On the morning when she’d finally mustered the courage to go to the obstetrics and gynecology department, the one where Ji-woo had been born, she’d stood on the open-air platform at Wangsimni Station and waited for the train, which was taking an unusually long time to arrive. Opposite the platform was a row of temporary buildings, their steel structures now decaying, and wild grasses straggling up between the sleepers on the edges over which no trains passed. The feeling that she had never really lived in this world caught her by surprise. It was a fact. She had never lived. Even as a child, as far back as she could remember, she had done nothing but endure. She had believed in her own inherent goodness, her humanity, and lived accordingly, never causing anyone harm. Her devotion to doing things the right way had been unflagging, all her success had depended on it, and she would have gone on like that indefinitely. She didn’t understand why, but faced with those decaying buildings and straggling grasses, she was nothing but a child who had never lived.

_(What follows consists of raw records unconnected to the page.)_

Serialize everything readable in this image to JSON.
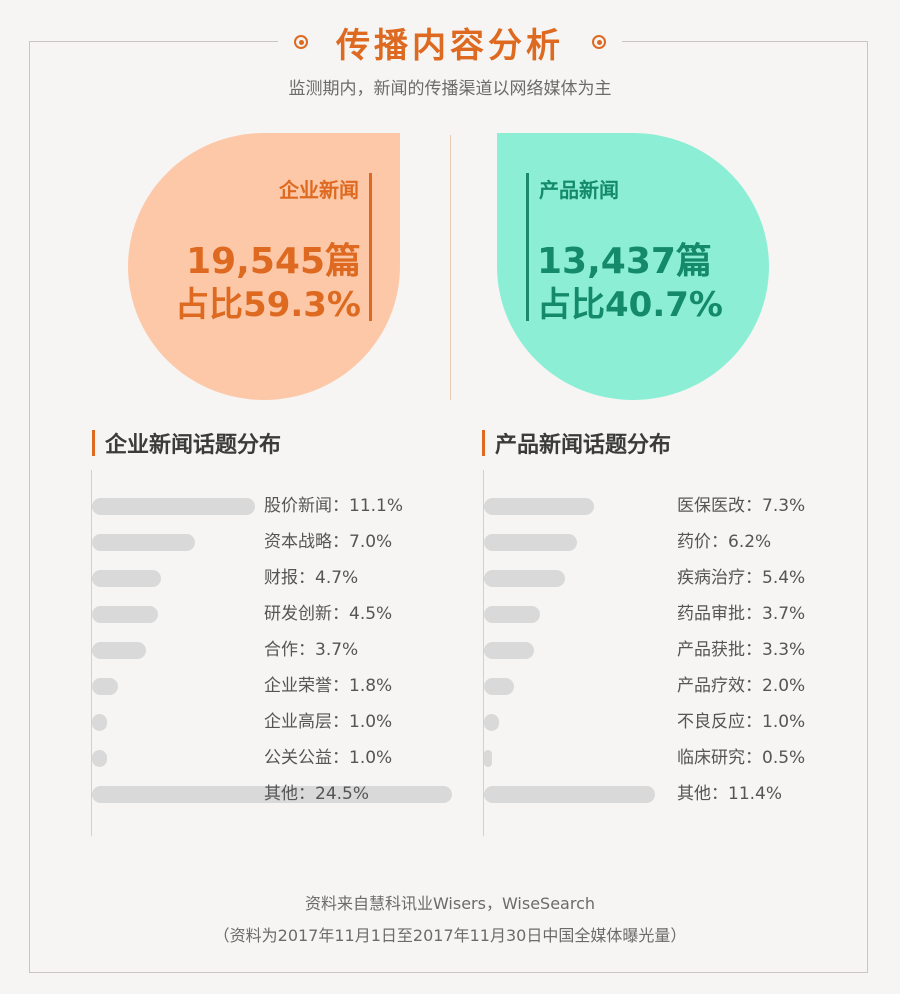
{
  "header": {
    "title": "传播内容分析",
    "subtitle": "监测期内，新闻的传播渠道以网络媒体为主"
  },
  "colors": {
    "accent_orange": "#dd6a20",
    "accent_green": "#148a6a",
    "drop_orange": "#fdc8a8",
    "drop_green": "#8cefd5",
    "bar_gray": "#d9d9d9"
  },
  "summary": {
    "corporate": {
      "label": "企业新闻",
      "count": "19,545篇",
      "share": "占比59.3%"
    },
    "product": {
      "label": "产品新闻",
      "count": "13,437篇",
      "share": "占比40.7%"
    }
  },
  "chart_data": [
    {
      "type": "pie",
      "categories": [
        "企业新闻",
        "产品新闻"
      ],
      "values": [
        59.3,
        40.7
      ],
      "counts": [
        19545,
        13437
      ],
      "unit": "%"
    },
    {
      "type": "bar",
      "orientation": "horizontal",
      "title": "企业新闻话题分布",
      "categories": [
        "股价新闻",
        "资本战略",
        "财报",
        "研发创新",
        "合作",
        "企业荣誉",
        "企业高层",
        "公关公益",
        "其他"
      ],
      "values": [
        11.1,
        7.0,
        4.7,
        4.5,
        3.7,
        1.8,
        1.0,
        1.0,
        24.5
      ],
      "labels": [
        "股价新闻：11.1%",
        "资本战略：7.0%",
        "财报：4.7%",
        "研发创新：4.5%",
        "合作：3.7%",
        "企业荣誉：1.8%",
        "企业高层：1.0%",
        "公关公益：1.0%",
        "其他：24.5%"
      ],
      "unit": "%"
    },
    {
      "type": "bar",
      "orientation": "horizontal",
      "title": "产品新闻话题分布",
      "categories": [
        "医保医改",
        "药价",
        "疾病治疗",
        "药品审批",
        "产品获批",
        "产品疗效",
        "不良反应",
        "临床研究",
        "其他"
      ],
      "values": [
        7.3,
        6.2,
        5.4,
        3.7,
        3.3,
        2.0,
        1.0,
        0.5,
        11.4
      ],
      "labels": [
        "医保医改：7.3%",
        "药价：6.2%",
        "疾病治疗：5.4%",
        "药品审批：3.7%",
        "产品获批：3.3%",
        "产品疗效：2.0%",
        "不良反应：1.0%",
        "临床研究：0.5%",
        "其他：11.4%"
      ],
      "unit": "%"
    }
  ],
  "footer": {
    "source": "资料来自慧科讯业Wisers，WiseSearch",
    "note": "（资料为2017年11月1日至2017年11月30日中国全媒体曝光量）"
  }
}
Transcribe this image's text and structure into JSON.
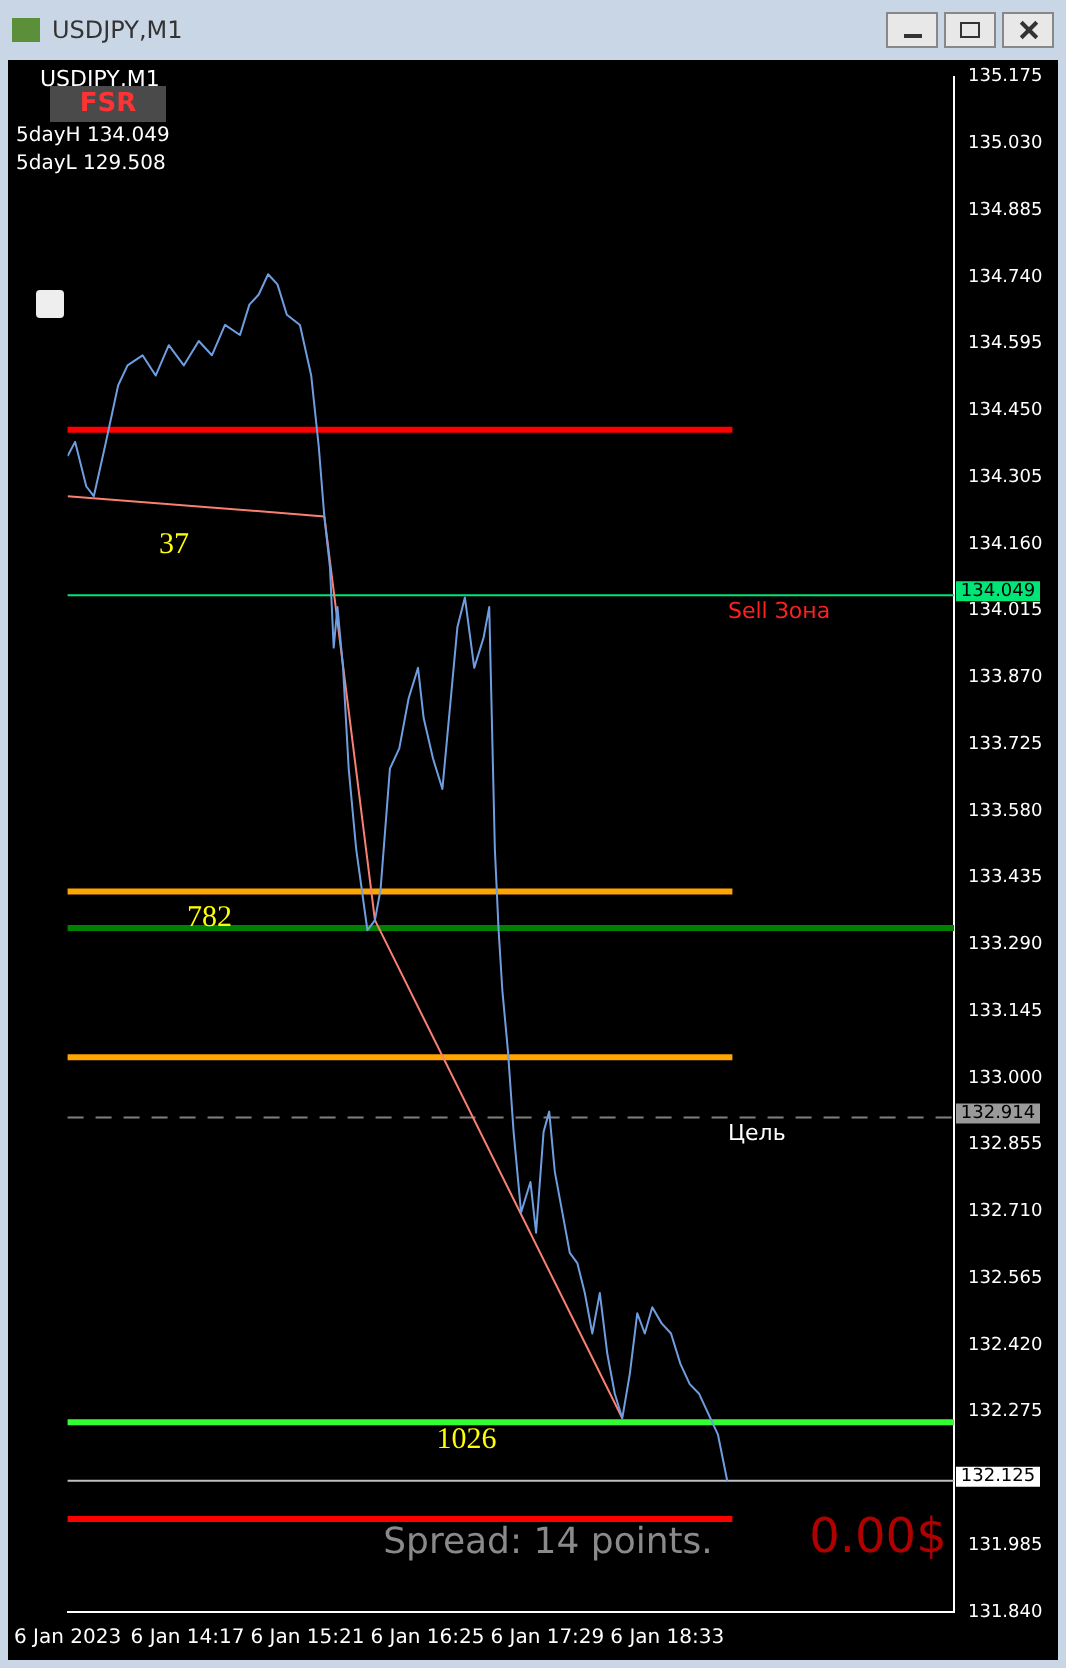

She’d fought down her feeling of shame and managed to stop trembling before getting up onto the bed. The middle-aged male doctor then pushed a cold abdominal scope deep into her vagina and removed a tongue-like polyp that had been stuck to the vaginal wall. Her body flinched away from the sharp pain.

“So this is why you’ve been bleeding. Well, it came away cleanly, so the bleeding should start to lessen in a few days, and then stop altogether. Your ovaries are completely fine, so there’s nothing for you to worry about there.”

There wasn’t even a scrap of happiness that she could glean from this. Instead of a serious illness, a possibility that had caused her no end of worry over the past month, it had been nothing but a minor niggle. Back on the platform at Wangsimni, it wasn’t only the pain from the operation that caused her legs to tremble. When the train eventually roared into the platform, she staggered behind one of the metal chairs and hid herself, afraid that something inside her would make her throw herself in front of the solid mass of the train.

How to explain the four months or so that followed on from that day? The bleeding continued for around another two weeks, then the cut healed and it stopped. But she felt as though there were still an open wound inside her body. Somehow, it seemed this wound had in fact grown bigger than her, that her whole body was being pulled into its pitch-black maw.